Most girls (and boys!) who do gymnastics are pretty agile and flexible. They do splits without any difficulty and prefer to stand on their hands rather than on their feet. Most gymnasts think the back walkover is a cool and beautiful element to learn. And they are certainly right! If you want to learn how to do the back walkover, then read on! We, from Gymnastics Tools, will explain exactly what to do.
What is a back walkover?
With a back walkover, you start in a standing position on your feet with your arms along your ears. You then lift one leg to a horizontal position, your upper body bends backwards and you place your hands on the ground behind you. After this, you push off with the leg that is still on the ground, come to the splits handstand position, and finish with a bridge, with your body in the form of a bow. Next, your body comes back upright via the splits handstand position to stand on your feet.
At first glance, a back walkover may seem like a fairly simple element, yet it requires strength, agility, and body control to perform.
Fortunately, there are a number of steps you can practice, so that you can quickly master this elegant trick!
Which muscles are involved?
Mobility is required from the following muscles:
- latissimus dorsi
- rectus abdominis
Mobility tips & training
The most common mobility control is that of the shoulder girdle. In the adjacent picture, the blue line indicates a fully opened shoulder angle, with the arm next to the ear (180 degrees). The red line indicates a shoulder angle that is not fully open. It is necessary that the shoulder angle can be fully opened. This requires sufficient mobility of the small pectoral muscle.
If you notice that you cannot fully open the shoulder angle, you can use the exercises below to stretch the muscles.
Execution: Place the elbows on an elevation. Hold the forearms vertically (not as shown). If necessary, use a stick that you can hold. Push the sternum downwards. Avoid excessive arching of the lower back. The stretch should be felt between the shoulder blades and in the armpit.
Parameters: 4 x 20 seconds holding the rack
A common compensation is to draw the sternum up to raise the arm next to the ear. Keep the sternum retracted by actively ‘crunching’ the ribs towards the hips. In this way, you also train the mobility of the extension of the upper back (thoracic spine).
This exercise is specifically for stretching the small pectoral muscle. It is generally most restricted when opening the shoulder angle.
Hold this stretch at various angles above 90 degrees (above shoulder height). Keep the shoulders and hips parallel. Push the shoulders through the doorway until you feel a stretch at the front of the shoulder, at chest level. Maintain this stretch.
Parameters: 4 x 20 seconds holding the rack
Tips for learning a back walkover
At the little bridge, pay attention to the:
- Keep your feet flat on the ground;
- Legs are stretched and closed (knees and ankles stick together);
- Knees and arms are stretched;
- Hips and shoulders are fully opened;
- Shoulders above the hands, or over them;
- Hands are shoulder-width apart;
- The arms are along the ears with the head in between;
- Chest is pushed over the arms;
Hopefully you will be able to work on the above tips while training the small bridge. All in all, it is an essential element to train, also for the mobility required in other elements such as the backflip or backflip. Don’t skip it!

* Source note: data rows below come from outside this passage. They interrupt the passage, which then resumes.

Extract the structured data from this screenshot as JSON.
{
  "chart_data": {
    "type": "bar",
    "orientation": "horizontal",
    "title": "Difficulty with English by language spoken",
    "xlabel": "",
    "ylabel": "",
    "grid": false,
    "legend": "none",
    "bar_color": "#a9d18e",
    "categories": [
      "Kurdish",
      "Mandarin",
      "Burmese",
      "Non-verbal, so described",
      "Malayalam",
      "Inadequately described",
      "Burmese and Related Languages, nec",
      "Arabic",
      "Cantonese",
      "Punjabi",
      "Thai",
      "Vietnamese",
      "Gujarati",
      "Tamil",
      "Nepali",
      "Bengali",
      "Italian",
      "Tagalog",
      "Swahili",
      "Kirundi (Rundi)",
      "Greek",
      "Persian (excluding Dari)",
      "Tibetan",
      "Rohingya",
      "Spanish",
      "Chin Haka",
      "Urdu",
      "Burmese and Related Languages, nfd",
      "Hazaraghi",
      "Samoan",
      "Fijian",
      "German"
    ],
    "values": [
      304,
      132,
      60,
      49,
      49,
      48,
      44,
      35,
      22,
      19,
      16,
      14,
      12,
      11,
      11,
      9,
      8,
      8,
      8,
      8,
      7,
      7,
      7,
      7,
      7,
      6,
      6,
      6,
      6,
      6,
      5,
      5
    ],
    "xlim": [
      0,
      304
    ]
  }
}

How to learn a back walkover in gymnastics?
Practice a small bridge until you are flexible enough to stand with open shoulders, straight hips and straight legs, like the gymnast in the picture below.
An alternative exercise to stretch your shoulders is the following:
Secondly, you have to be able to master a handstand when performing the back walkover. After all, during the walkover, you come back to your feet via the splits handstand. By practicing the handstand against a wall with your hands at arm’s length from the wall, you get more comfortable in this position. Make sure that your shoulders are open and that your hips are nice and long.
Once you have mastered the steps described above, you can move on to the last part of the back walkover, the tumbling.
Push out a back walkover on a sloping surface. The more inclined the surface, the easier it is to turn around. Throw your legs up in turn and try to turn into a handstand. Challenge yourself by making the push-off surface less and less inclined.
If you can turn around on a straight surface, go to step 4!
First of all, stand in a slightly straddling position with your arms along your ears. Bend your body backwards and come to a standing position. Then turn around and stand on your feet in the splits hand position. If you can do this, you can perfect it by doing it with your leg raised, like the gymnast in the pictures below.
Can you do a back walkover? We are curious!